Defining the Career
If you like sports analogies when it comes to understanding a career, think point-guard or quarterback when it comes to understanding the role of a Security Administrator. This position is the “in-the-game” point person of a company’s cybersecurity team. We want to make a distinction between “in-the-game” point person to make it clear that this position is not the head coach. If you want to be the head coach, check out our career guide for the role of Chief Information Security Officer (CISO). A company’s Security Administrator works closely with the CISO in designing the network security policies but takes more of a lead role in implementing them.
Deploying and maintaining the comprehensive security infrastructure for an organization is the overarching responsibility of this career. This role typically has multiple team members who help deliver on this broad and comprehensive assignment. Another aspect of this career is a mixture of training or at a minimum developing the procedures to ensure all employees are educated in cybersecurity awareness and procedures that ensure all data, hardware, and networks stay safe and secure. Very few, if any, cybersecurity decisions should be made in daily operations without first consulting with the Security Administrator.
Lastly, this career also will have you involved in developing and keeping your company’s disaster recovery protocols up to date. You are responsible for compiling security audit reports, suggest action items based on these reports and their findings, and handle any compliance issues for the company. If this sounds like a lot of paperwork (even if it is digital), then you are on the right track. So if this type of administrative, policy & protocol, compliance work is not what you are looking for, you may want to consider being a member of the security administrator’s team. If we have not scared you off, let’s turn our attention now to the type of education and experience that you need for this career.
Education & Experience
Let’s begin this section by reviewing the education needed to succeed in this role. Almost everywhere we looked, a bachelor’s degree in a computer-related field such as computer science or engineering was the starting point. The number of cybersecurity degrees is rapidly growing, and more and more of these degrees are focusing in on the field of network administration. As you consider which degree will best prepare you for a career as a security administrator, you need to keep in mind the distinction between a security Administrator and system Administrator. The latter has more responsibility for the physical set up and maintaining of the computer systems while the security administrator specializes more in keeping the data and networks on these systems secure and protected. We share this with you so that you do not spend a disproportionate amount of your education and training on the actual networks themselves. While it is extremely valuable to understand the different network components and how they interact with each other, this should not be your expertise. If a server breaks (as compared to a network security breach), you will more than likely be calling on another member of your company’s IT department.

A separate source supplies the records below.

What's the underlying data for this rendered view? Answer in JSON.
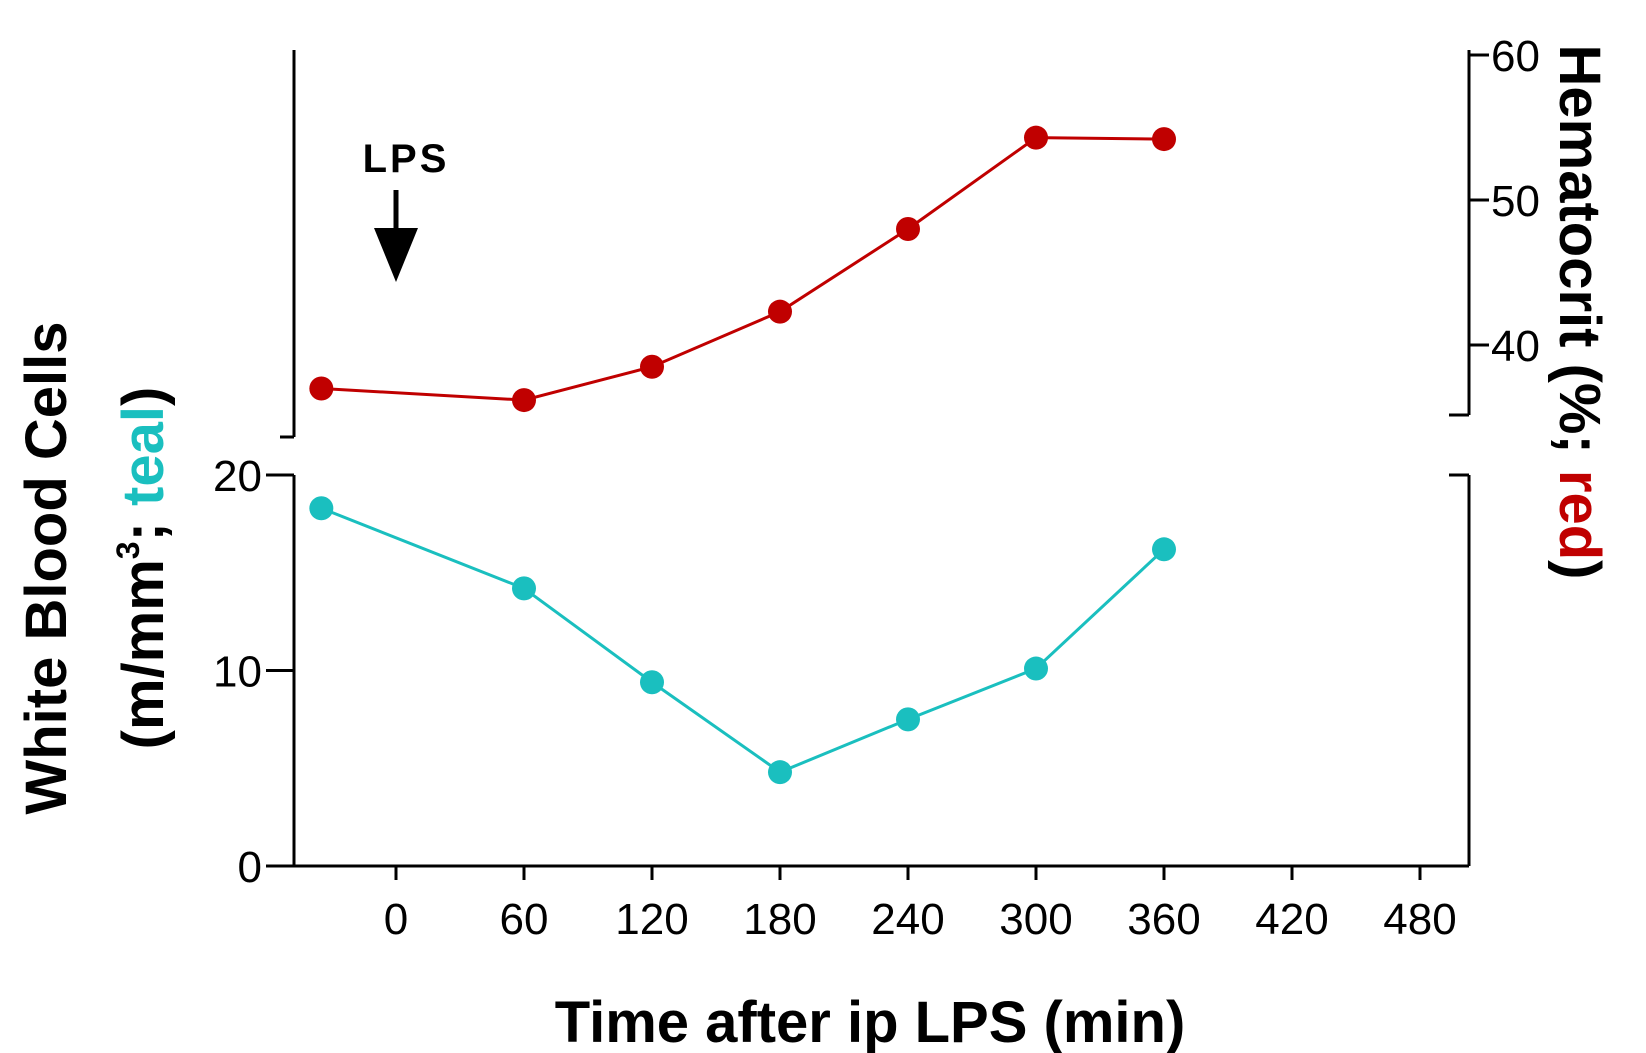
{
  "chart_data": {
    "type": "line",
    "x_axis": {
      "label": "Time after ip LPS (min)",
      "ticks": [
        "0",
        "60",
        "120",
        "180",
        "240",
        "300",
        "360",
        "420",
        "480"
      ],
      "range": [
        -35,
        500
      ]
    },
    "y_axis_left": {
      "label_line1": "White Blood Cells",
      "label_line2_prefix": "(m/mm",
      "label_line2_sup": "3",
      "label_line2_mid": "; ",
      "label_line2_color_word": "teal",
      "label_line2_suffix": ")",
      "ticks": [
        "0",
        "10",
        "20"
      ],
      "range": [
        0,
        20
      ]
    },
    "y_axis_right": {
      "label_prefix": "Hematocrit (%; ",
      "label_color_word": "red",
      "label_suffix": ")",
      "ticks": [
        "40",
        "50",
        "60"
      ],
      "range": [
        35,
        60
      ]
    },
    "series": [
      {
        "name": "teal",
        "axis": "left",
        "color": "#1ABFBF",
        "points": [
          {
            "x": -35,
            "y": 18.3
          },
          {
            "x": 60,
            "y": 14.2
          },
          {
            "x": 120,
            "y": 9.4
          },
          {
            "x": 180,
            "y": 4.8
          },
          {
            "x": 240,
            "y": 7.5
          },
          {
            "x": 300,
            "y": 10.1
          },
          {
            "x": 360,
            "y": 16.2
          }
        ]
      },
      {
        "name": "red",
        "axis": "right",
        "color": "#C00000",
        "points": [
          {
            "x": -35,
            "y": 37.0
          },
          {
            "x": 60,
            "y": 36.2
          },
          {
            "x": 120,
            "y": 38.5
          },
          {
            "x": 180,
            "y": 42.3
          },
          {
            "x": 240,
            "y": 48.0
          },
          {
            "x": 300,
            "y": 54.3
          },
          {
            "x": 360,
            "y": 54.2
          }
        ]
      }
    ],
    "annotation": {
      "text": "LPS",
      "x": 0
    }
  }
}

While obtaining a minimum of a bachelor’s degree is very important for this career, it is more critical for other entry-level positions that you can enter into with little to no job experience. The role of a security administrator is not an entry-level position, so experience in the cybersecurity industry is a non-negotiable requirement. There is truly no consensus out there as to how much experience and this is supported by a wide range of surveyed job descriptions. However, if you consider the time it takes to obtain some of the leading certifications for the industry, a safe number to consider would be five years. This amount of work experience should give you enough time to develop a strong understanding of firewall technologies, experience across a variety of network platforms, network protocols, a broad range of operating systems, and intrusion detection/prevention just to name a few of the hard skills you need to have under your belt. Below we list out some of the most common certifications that prepare you for this role and give you a definite advantage over those applying for the same position if they do not have them.
Lastly, before we move on to the employment outlook section, you cannot overlook the soft skills you need to develop. Many of the roles and responsibilities outlined in the career-defining section, had aspects of them that require you to be an effective and clear communicator. This career involves teaching and training both in writing and face-to-face instruction. Often, these soft skills are the ones that equip you to be in this leadership role. Just as in any highly technical field, having a healthy balance between technical know-how and the ability to communicate that knowledge is a valuable asset.
Projected job growth in this career ranges from a low of seven percent up to as high as twelve percent, as reported by the Bureau of Labor Statistics (BLS). The reason for the range is this career does not match exactly with a BLS category. The role of a security administrator falls somewhere between the BLS listings for Computer and Information Systems Managers and Network and Computer Systems Administrators. Regardless of which end of the range you use to make your decision, the take-home message is a projection of strong job growth for this career. Local businesses, entire industries, and even nation states are rapidly increasing their dependency on the cyberworld through more cloud computing, electronic filing systems, and electronic financial transactions.
The average of all the median wage numbers that we collected put our salary projections at around $110,000. The BLS average was much lower and came in at $84,500 with the top 10% earning more than $127,610.00. Salary.com, glassdoor.com, payscale.com are three more sources we used to come up with our average projected pay for this career. Given this role, as described above, is not an entry-level position and thus creates more barriers to entry, both the projected job growth and earning potential for this career are robust.